GitHub - michaelwinser/hyrums-tests

Hyrum's Tests

"With a sufficient number of users of an API, all observable behaviors will be depended on by somebody." — Hyrum's Law

Hyrum's Tests are automatically generated tests that capture a project's implicit contract with its dependencies. They detect breaking changes before they cause problems in production.

The Problem

When you upgrade a dependency, you might break your code even if:

The dependency's public API hasn't changed
The changelog doesn't mention breaking changes
Your existing tests pass

This happens because your code depends on behaviors that aren't part of the official contract—return types, error handling, timing, defaults, etc.

The Solution

Generate tests that mirror exactly how your code uses each dependency:

# DON'T test that the API exists
def test_api_exists():
    assert hasattr(response, 'headers')  # Passes on both versions - useless

# DO test the exact usage pattern
def test_content_length_accessible_before_finalization():
    """Mirror httpbin's exact usage of response.headers['Content-Length']."""
    response = jsonify({'key': 'value'})
    content_len = response.headers['Content-Length']  # FAILS on Flask 0.11!

Quick Start

1. Gather data (fast)

./scripts/prep-analysis.sh https://github.com/your-org/your-project dependency-name ./prep-output

2. Generate tests (with Claude)

Analyze ./prep-output/your-project_dependency-name_prep.json
and generate Hyrum's Tests following AGENT_SPEC.md

3. Run tests against dependency versions

# Python
pip install flask==2.3.0 && pytest tests/hyrum/flask/
pip install flask==3.0.0 && pytest tests/hyrum/flask/

# Node.js
npm install ws@7.4.2 && npm test
npm install ws@8.17.1 && npm test

# Go
go test ./tests/hyrum/validator/...

Key Findings

Breaking Changes Detected

Ecosystem	Dependency	Change	Detection
Python	Flask 3.x	`flask.escape` removed	✅ Caught
Python	Werkzeug 3.x	`set_digest()` removed	✅ Caught
Node.js	ws 8.x	`handleProtocols` Array→Set	✅ Caught
Node.js	ws 8.x	message String→Buffer	✅ Caught
Node.js	form-data	throws on boolean values	✅ Caught

Security Patches vs Breaking Changes

Key insight: CVE fixes within a major version rarely change behavior, but major version bumps often do.

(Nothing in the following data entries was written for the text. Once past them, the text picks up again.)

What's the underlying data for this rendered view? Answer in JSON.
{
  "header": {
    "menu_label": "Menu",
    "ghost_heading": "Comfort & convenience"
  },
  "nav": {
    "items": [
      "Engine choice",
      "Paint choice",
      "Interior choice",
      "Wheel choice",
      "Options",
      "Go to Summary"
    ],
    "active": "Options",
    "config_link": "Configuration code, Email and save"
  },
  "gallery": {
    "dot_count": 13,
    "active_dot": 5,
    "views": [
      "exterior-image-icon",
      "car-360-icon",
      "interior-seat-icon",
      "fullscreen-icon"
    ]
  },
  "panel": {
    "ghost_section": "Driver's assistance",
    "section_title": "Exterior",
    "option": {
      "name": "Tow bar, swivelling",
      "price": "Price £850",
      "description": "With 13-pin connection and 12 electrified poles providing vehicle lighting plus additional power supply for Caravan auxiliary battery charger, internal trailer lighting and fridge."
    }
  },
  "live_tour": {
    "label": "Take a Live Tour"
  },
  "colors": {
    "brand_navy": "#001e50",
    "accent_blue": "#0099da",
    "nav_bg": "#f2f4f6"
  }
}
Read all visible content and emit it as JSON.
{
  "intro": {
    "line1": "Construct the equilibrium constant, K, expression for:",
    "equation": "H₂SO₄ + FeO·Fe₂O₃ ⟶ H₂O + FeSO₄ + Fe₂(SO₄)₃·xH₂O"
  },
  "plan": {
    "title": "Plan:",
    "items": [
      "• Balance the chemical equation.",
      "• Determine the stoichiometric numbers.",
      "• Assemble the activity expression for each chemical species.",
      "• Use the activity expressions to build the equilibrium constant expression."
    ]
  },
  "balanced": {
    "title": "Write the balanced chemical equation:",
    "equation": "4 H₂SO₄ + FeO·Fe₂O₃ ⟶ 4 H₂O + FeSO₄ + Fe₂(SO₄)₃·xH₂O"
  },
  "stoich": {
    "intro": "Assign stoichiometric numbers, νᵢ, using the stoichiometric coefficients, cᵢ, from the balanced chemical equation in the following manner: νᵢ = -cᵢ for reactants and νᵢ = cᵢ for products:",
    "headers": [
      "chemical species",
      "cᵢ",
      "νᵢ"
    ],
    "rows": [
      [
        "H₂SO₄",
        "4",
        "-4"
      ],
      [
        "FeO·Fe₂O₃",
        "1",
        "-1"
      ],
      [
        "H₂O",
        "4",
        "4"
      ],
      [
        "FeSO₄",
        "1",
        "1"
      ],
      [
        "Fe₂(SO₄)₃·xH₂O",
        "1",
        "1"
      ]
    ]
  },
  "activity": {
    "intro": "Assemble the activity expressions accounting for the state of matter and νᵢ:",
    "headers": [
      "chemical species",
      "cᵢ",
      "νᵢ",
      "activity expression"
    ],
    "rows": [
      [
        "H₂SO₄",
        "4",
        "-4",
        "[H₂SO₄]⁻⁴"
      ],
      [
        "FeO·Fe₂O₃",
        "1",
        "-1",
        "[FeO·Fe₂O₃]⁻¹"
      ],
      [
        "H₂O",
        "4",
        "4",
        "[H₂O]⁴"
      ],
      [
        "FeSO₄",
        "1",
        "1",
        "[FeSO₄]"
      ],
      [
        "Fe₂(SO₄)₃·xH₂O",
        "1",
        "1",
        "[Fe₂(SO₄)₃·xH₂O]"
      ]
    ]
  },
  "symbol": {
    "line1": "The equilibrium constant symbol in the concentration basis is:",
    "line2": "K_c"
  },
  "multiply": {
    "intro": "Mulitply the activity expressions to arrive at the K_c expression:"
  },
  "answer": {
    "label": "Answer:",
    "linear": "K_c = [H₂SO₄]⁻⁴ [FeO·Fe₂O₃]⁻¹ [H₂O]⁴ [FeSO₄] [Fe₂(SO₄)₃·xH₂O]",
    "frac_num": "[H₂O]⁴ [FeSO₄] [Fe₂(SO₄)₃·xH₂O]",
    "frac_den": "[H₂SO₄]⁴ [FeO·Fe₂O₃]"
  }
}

Change Type	Example	Behavioral Impact
Security patch	ws 7.4.2→7.4.6 (ReDoS fix)	None for valid inputs
Major version	ws 7.x→8.x	Two breaking changes

Project Structure

hyrums-tests/
├── AGENT_SPEC.md              # Full methodology specification
├── scripts/
│   └── prep-analysis.sh       # Data gathering script
├── analysis/
│   ├── learnings.md           # Accumulated insights
│   ├── retrospective_analysis.md
│   └── ws_experiment.md
└── tests/hyrum/
    ├── httpbin/               # Python/Flask tests (299 tests)
    │   ├── test_flask_*.py
    │   └── test_werkzeug_*.py
    ├── ws/                    # Node.js/ws tests (52 tests)
    │   ├── server-api.test.js
    │   └── version-specific.test.js
    ├── axios/                 # Node.js/axios tests (87 tests)
    └── gin/                   # Go/Gin tests (~150 tests)

Methodology

Phase 1: Static Analysis

Find what APIs are imported and how they're used.

Phase 2: Runtime Instrumentation

Capture types, patterns, and frequencies of API usage.

Phase 3: PR/Commit Mining

Find historical breaks—especially test-less fix PRs (confirmed breaks without regression tests).

Phase 4: Test Generation

Write tests that mirror exact usage patterns, not just API existence.

Phase 5: Validation

Run against multiple dependency versions, prune brittle tests.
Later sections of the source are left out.